Militarismo, aumento das despesas militares, escalada armamentista, guerra: é este o caminho que o imperialismo norte-americano, com os seus aliados, particularmente da NATO e da UE, mas também o Japão ou Israel, querem impor aos povos do mundo. Um rumo que é, na Europa, particularmente evidente.

UE, Japão e Israel cumprem, em cada uma das suas regiões, o papel que lhes é destinado pelos EUA

Lusa

A NATO está a realizar exercícios militares de grande envergadura no Norte da Europa e na região do Báltico: nos exercícios Sword 26 participam cerca de 6000 militares dos EUA e 9500 de outros países que integram a NATO, nomeadamente Alemanha, Estónia, Finlândia, Itália, Lituânia, Noruega, Polónia e Suécia; entre o equipamento militar envolvido, destaque para os drones e os sistemas de mísseis Patriot.

O Sword 26 tem lugar no momento em que os EUA continuam a pressionar outros países que integram a NATO para que se alinhem com a política belicista dos EUA, nomeadamente no Médio Oriente, e assumam um maior papel na confrontação no Leste da Europa. A atribuição de objectivos e de tarefas aos seus aliados surge de forma explícita na Estratégia de Defesa Nacional dos EUA. Recorde-se o debate sobre o aumento das despesas militares até ao patamar de cinco por cento do PIB – exigência dos EUA acompanhada de chantagens protagonizadas pelo próprio Donald Trump e admitidas pelo Secretário-Geral da NATO, Mark Rutte.

Os EUA continuam a colocar a eventual redução do número de militares norte-americanos na Europa e a sua substituição por tropas dos Estados-Membros europeus da NATO, possibilitando que os EUA redistribuam as suas forças por outras regiões do mundo, como se encontra, aliás, previsto na referida Estratégia.
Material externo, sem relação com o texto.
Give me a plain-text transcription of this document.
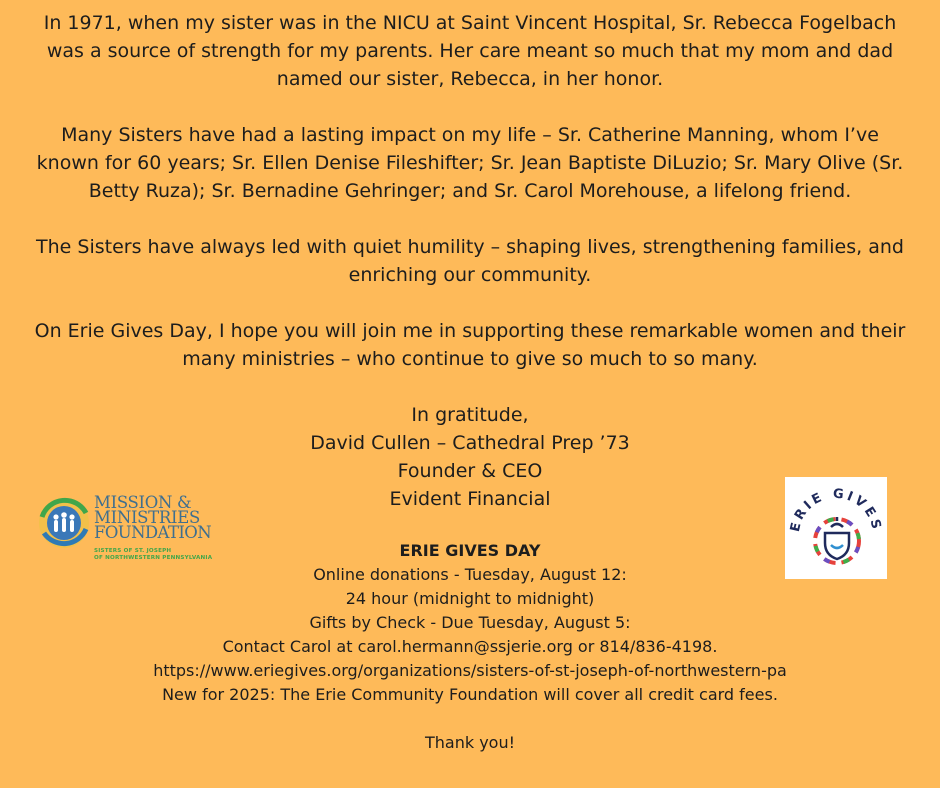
In 1971, when my sister was in the NICU at Saint Vincent Hospital, Sr. Rebecca Fogelbach was a source of strength for my parents. Her care meant so much that my mom and dad named our sister, Rebecca, in her honor.

Many Sisters have had a lasting impact on my life – Sr. Catherine Manning, whom I’ve known for 60 years; Sr. Ellen Denise Fileshifter; Sr. Jean Baptiste DiLuzio; Sr. Mary Olive (Sr. Betty Ruza); Sr. Bernadine Gehringer; and Sr. Carol Morehouse, a lifelong friend.

The Sisters have always led with quiet humility – shaping lives, strengthening families, and enriching our community.

On Erie Gives Day, I hope you will join me in supporting these remarkable women and their many ministries – who continue to give so much to so many.

In gratitude,
David Cullen – Cathedral Prep ’73
Founder & CEO
Evident Financial
ERIE GIVES DAY
Online donations - Tuesday, August 12:
24 hour (midnight to midnight)
Gifts by Check - Due Tuesday, August 5:
Contact Carol at carol.hermann@ssjerie.org or 814/836-4198.
https://www.eriegives.org/organizations/sisters-of-st-joseph-of-northwestern-pa
New for 2025: The Erie Community Foundation will cover all credit card fees.
Thank you!
MISSION &
MINISTRIES
FOUNDATION
SISTERS OF ST. JOSEPH
OF NORTHWESTERN PENNSYLVANIA
ERIE GIVES
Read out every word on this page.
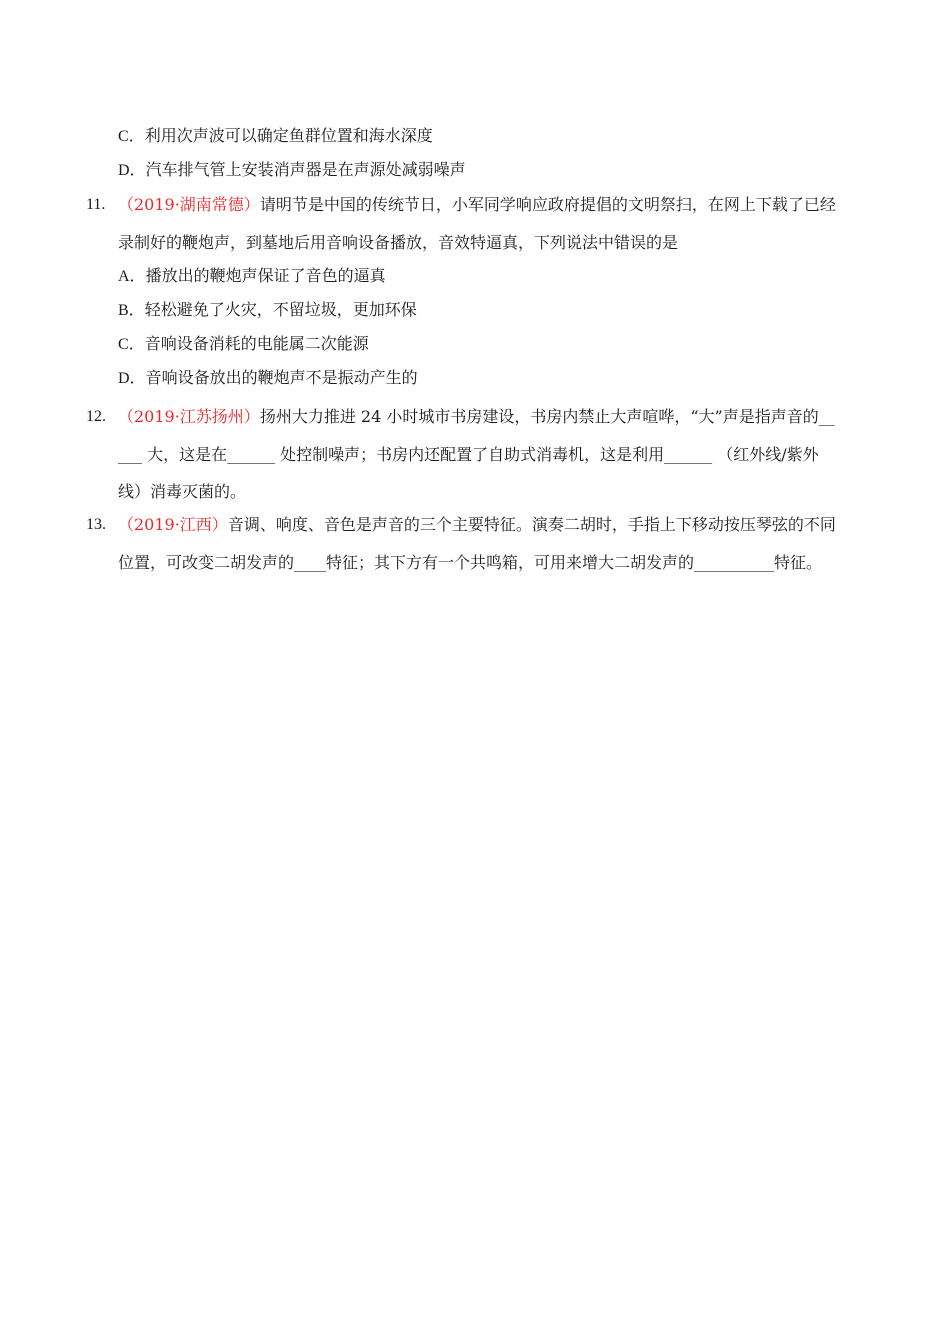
C．利用次声波可以确定鱼群位置和海水深度
D．汽车排气管上安装消声器是在声源处减弱噪声
11. （2019·湖南常德）请明节是中国的传统节日，小军同学响应政府提倡的文明祭扫，在网上下载了已经
录制好的鞭炮声，到墓地后用音响设备播放，音效特逼真，下列说法中错误的是
A．播放出的鞭炮声保证了音色的逼真
B．轻松避免了火灾，不留垃圾，更加环保
C．音响设备消耗的电能属二次能源
D．音响设备放出的鞭炮声不是振动产生的
12. （2019·江苏扬州）扬州大力推进 24 小时城市书房建设，书房内禁止大声喧哗，“大”声是指声音的__
___ 大，这是在______ 处控制噪声；书房内还配置了自助式消毒机，这是利用______ （红外线/紫外
线）消毒灭菌的。
13. （2019·江西）音调、响度、音色是声音的三个主要特征。演奏二胡时，手指上下移动按压琴弦的不同
位置，可改变二胡发声的____特征；其下方有一个共鸣箱，可用来增大二胡发声的__________特征。
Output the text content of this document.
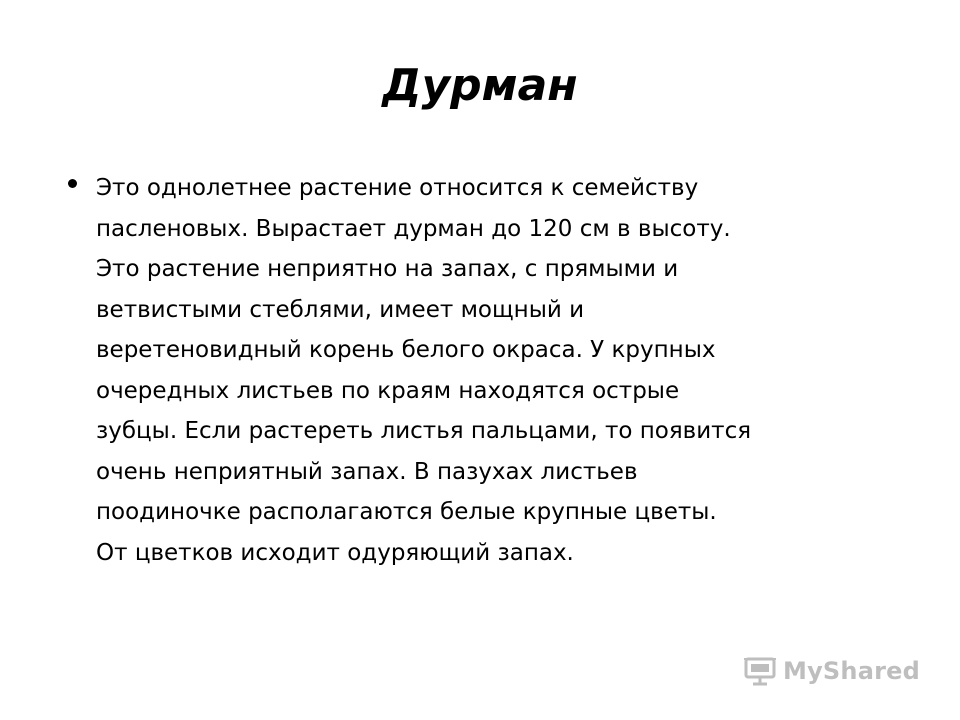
Дурман

Это однолетнее растение относится к семейству
пасленовых. Вырастает дурман до 120 см в высоту.
Это растение неприятно на запах, с прямыми и
ветвистыми стеблями, имеет мощный и
веретеновидный корень белого окраса. У крупных
очередных листьев по краям находятся острые
зубцы. Если растереть листья пальцами, то появится
очень неприятный запах. В пазухах листьев
поодиночке располагаются белые крупные цветы.
От цветков исходит одуряющий запах.

MyShared
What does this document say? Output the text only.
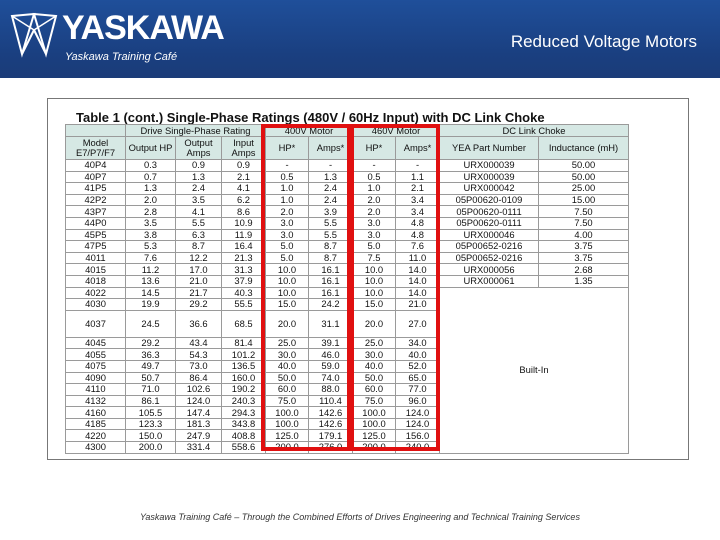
YASKAWA
Yaskawa Training Café
Reduced Voltage Motors
Table 1 (cont.) Single-Phase Ratings (480V / 60Hz Input) with DC Link Choke
	Drive Single-Phase Rating			400V Motor		460V Motor		DC Link Choke	
Model E7/P7/F7	Output HP	Output Amps	Input Amps	HP*	Amps*	HP*	Amps*	YEA Part Number	Inductance (mH)
40P4	0.3	0.9	0.9	-	-	-	-	URX000039	50.00
40P7	0.7	1.3	2.1	0.5	1.3	0.5	1.1	URX000039	50.00
41P5	1.3	2.4	4.1	1.0	2.4	1.0	2.1	URX000042	25.00
42P2	2.0	3.5	6.2	1.0	2.4	2.0	3.4	05P00620-0109	15.00
43P7	2.8	4.1	8.6	2.0	3.9	2.0	3.4	05P00620-0111	7.50
44P0	3.5	5.5	10.9	3.0	5.5	3.0	4.8	05P00620-0111	7.50
45P5	3.8	6.3	11.9	3.0	5.5	3.0	4.8	URX000046	4.00
47P5	5.3	8.7	16.4	5.0	8.7	5.0	7.6	05P00652-0216	3.75
4011	7.6	12.2	21.3	5.0	8.7	7.5	11.0	05P00652-0216	3.75
4015	11.2	17.0	31.3	10.0	16.1	10.0	14.0	URX000056	2.68
4018	13.6	21.0	37.9	10.0	16.1	10.0	14.0	URX000061	1.35
4022	14.5	21.7	40.3	10.0	16.1	10.0	14.0	Built-In	
4030	19.9	29.2	55.5	15.0	24.2	15.0	21.0		
4037	24.5	36.6	68.5	20.0	31.1	20.0	27.0		
4045	29.2	43.4	81.4	25.0	39.1	25.0	34.0		
4055	36.3	54.3	101.2	30.0	46.0	30.0	40.0		
4075	49.7	73.0	136.5	40.0	59.0	40.0	52.0		
4090	50.7	86.4	160.0	50.0	74.0	50.0	65.0		
4110	71.0	102.6	190.2	60.0	88.0	60.0	77.0		
4132	86.1	124.0	240.3	75.0	110.4	75.0	96.0		
4160	105.5	147.4	294.3	100.0	142.6	100.0	124.0		
4185	123.3	181.3	343.8	100.0	142.6	100.0	124.0		
4220	150.0	247.9	408.8	125.0	179.1	125.0	156.0		
4300	200.0	331.4	558.6	200.0	276.0	200.0	240.0		
Yaskawa Training Café – Through the Combined Efforts of Drives Engineering and Technical Training Services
Há actualmente, nas dezenas de bases militares instaladas em diversos países europeus, entre 80 e 100 mil militares norte-americanos.

Mais verbas para armamento

Apesar de contradições, a aceleração da componente militarista da União Europeia, que se constitui como pilar europeu da NATO – como consagrado, aliás, nos próprios tratados – integra-se na crescente política belicista do imperialismo, dirigida pelos EUA. Como foi anunciado há dias, a Comissão Europeia pretende aumentar as despesas militares no novo orçamento plurianual da UE (2028-2034) para 131 mil milhões de euros, 10 vezes mais do que no período anterior. Em Março, a presidente da Comissão Europeia, Ursula von der Leyen, tinha já defendido a criação de um «genuíno» mercado único de “produtos” e “serviços” ditos de “defesa”.

Noutra parte do mundo, mas segundo a mesma lógica, o Japão acabou recentemente com algumas restrições à exportação de armas, preparando-se para expandir a sua indústria militar, o que deverá beneficiar empresas como a Mitsubishi Electric e a Toshiba. Na região da Ásia-Pacífico, caberá ao Japão – segundo a já referida Estratégia de Defesa dos EUA – um papel semelhante ao da UE na Europa. No Médio Oriente, a tarefa de promoção da desestabilização, da agressão e da guerra cabe, em primeiro lugar, ao regime sionista de Israel.